Старики снова уселись в чайную, а Лиза пошла в девичью положить в ящик наколотый сахар. Устюша рассказывала там про гусаров.
– Барышня, голубушка, вот красавчик этот граф-то, – говорила она, – просто херувимчик чернобровый. Вот бы вам такого женишка, так уж точно бы парочка была.
Другие горничные одобрительно улыбнулись; старая няня, сидевшая у окна с чулком, вздохнула и прочитала даже, втягивая в себя дух, какую-то молитву.
– Так вот как тебе понравились гусары, – сказала Лиза, – да ведь ты мастерица рассказывать. Принеси, пожалуйста, морсу, Устюша, – кисленьким гусаров поить.
И Лиза, смеясь, с сахарницей вышла из комнаты.
«А хотелось бы посмотреть, что это за гусар такой, – думала она, – брюнет или блондин? И он ведь рад бы был, я думаю, познакомиться с нами.

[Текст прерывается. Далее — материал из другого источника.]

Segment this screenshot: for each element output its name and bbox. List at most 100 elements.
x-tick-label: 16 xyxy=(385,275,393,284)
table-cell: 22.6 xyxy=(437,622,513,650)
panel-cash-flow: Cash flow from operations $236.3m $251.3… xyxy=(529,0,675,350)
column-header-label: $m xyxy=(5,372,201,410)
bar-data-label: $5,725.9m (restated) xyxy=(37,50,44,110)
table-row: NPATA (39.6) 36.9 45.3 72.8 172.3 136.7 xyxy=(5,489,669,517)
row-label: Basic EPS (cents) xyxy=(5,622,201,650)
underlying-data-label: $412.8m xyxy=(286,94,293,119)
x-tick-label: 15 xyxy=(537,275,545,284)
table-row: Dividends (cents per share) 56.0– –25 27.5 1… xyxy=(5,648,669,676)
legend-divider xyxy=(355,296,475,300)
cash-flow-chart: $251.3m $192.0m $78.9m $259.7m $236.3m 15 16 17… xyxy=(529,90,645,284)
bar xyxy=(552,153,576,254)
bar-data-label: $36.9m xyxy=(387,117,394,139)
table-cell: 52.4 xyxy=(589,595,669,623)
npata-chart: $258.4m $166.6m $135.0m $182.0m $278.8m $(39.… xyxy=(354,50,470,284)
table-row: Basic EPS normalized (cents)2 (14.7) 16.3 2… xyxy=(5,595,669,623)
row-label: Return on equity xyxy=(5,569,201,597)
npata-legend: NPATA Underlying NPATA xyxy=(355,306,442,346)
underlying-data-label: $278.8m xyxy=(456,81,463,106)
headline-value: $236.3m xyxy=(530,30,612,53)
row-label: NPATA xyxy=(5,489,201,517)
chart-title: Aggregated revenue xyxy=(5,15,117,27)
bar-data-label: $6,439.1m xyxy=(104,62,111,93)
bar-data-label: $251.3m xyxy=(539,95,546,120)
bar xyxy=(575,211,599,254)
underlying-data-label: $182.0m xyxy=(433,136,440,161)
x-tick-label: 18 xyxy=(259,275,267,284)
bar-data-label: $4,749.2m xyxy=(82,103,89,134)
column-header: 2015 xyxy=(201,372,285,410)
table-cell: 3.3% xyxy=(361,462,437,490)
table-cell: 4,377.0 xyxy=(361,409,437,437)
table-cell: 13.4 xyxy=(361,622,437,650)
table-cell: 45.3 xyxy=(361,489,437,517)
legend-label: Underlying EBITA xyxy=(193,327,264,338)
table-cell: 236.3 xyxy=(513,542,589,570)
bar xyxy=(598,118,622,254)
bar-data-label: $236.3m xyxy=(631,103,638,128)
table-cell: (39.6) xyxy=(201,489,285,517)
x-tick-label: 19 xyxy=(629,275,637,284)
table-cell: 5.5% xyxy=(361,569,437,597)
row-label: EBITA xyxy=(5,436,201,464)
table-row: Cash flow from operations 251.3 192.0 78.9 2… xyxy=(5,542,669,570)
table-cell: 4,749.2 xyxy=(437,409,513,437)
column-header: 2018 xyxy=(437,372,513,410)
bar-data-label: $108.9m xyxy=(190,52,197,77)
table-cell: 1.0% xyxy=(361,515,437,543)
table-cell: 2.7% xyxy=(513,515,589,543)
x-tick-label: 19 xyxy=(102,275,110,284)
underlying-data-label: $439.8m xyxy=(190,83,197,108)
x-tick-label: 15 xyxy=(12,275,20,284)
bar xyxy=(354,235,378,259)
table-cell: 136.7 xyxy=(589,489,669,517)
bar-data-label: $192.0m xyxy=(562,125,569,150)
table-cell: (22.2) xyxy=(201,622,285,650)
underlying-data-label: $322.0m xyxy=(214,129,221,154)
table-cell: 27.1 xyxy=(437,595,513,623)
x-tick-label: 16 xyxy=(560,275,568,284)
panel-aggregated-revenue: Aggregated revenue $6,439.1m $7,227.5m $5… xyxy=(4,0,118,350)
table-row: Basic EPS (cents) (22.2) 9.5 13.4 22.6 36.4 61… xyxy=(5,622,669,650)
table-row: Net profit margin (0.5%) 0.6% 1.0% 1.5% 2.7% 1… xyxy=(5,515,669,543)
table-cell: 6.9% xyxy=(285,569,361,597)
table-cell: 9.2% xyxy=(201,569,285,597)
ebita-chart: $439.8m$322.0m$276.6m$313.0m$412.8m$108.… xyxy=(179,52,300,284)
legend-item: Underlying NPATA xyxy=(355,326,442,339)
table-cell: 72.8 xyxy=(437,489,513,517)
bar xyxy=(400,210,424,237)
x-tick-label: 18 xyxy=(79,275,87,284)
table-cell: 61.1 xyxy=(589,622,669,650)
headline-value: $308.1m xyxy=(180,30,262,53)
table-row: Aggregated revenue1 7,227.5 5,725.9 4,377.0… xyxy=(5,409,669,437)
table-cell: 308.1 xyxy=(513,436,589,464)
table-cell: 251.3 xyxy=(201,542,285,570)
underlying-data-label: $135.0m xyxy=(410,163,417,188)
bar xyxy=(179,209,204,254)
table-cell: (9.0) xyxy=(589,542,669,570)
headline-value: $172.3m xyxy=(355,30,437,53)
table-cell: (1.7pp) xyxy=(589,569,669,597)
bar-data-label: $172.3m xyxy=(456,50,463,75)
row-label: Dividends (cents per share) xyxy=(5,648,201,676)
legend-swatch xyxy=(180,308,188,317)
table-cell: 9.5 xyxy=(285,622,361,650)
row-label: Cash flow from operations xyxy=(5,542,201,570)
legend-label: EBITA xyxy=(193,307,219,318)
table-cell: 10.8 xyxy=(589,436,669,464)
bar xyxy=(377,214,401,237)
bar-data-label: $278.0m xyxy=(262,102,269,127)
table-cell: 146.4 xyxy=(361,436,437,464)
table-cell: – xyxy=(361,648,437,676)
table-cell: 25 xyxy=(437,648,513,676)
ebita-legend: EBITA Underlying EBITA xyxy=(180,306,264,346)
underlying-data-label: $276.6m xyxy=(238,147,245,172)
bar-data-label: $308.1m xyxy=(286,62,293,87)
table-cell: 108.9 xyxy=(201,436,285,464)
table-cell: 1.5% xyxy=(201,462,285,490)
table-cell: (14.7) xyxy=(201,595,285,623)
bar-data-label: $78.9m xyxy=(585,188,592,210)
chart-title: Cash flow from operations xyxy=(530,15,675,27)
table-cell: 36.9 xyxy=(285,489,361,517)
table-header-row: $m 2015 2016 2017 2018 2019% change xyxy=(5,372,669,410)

А пройдет, так и не узнает, что я тут была и об нем думала. И сколько уж этаких прошло мимо меня. Никто меня не видит, кроме дяденьки да Устюши. Как бы я ни зачесалась, какие бы рукава ни надела, никто и не полюбуется, – подумала она, вздохнув, глядя на свою белую, полную руку. – Он должен быть высок ростом, большие глаза, верно маленькие черные усики. Нет, вот уж двадцать два года минуло, а никто в меня не влюбился, кроме Иван Ипатыча рябого; а четыре года тому назад я еще лучше была; и так, никому не на радость, прошла моя девичья молодость. Ах, я несчастная, несчастная деревенская барышня!»
Голос матери, звавшей ее разливать чай, вызвал деревенскую барышню из этой минутной задумчивости. Она встряхнула головкой и вошла в чайную.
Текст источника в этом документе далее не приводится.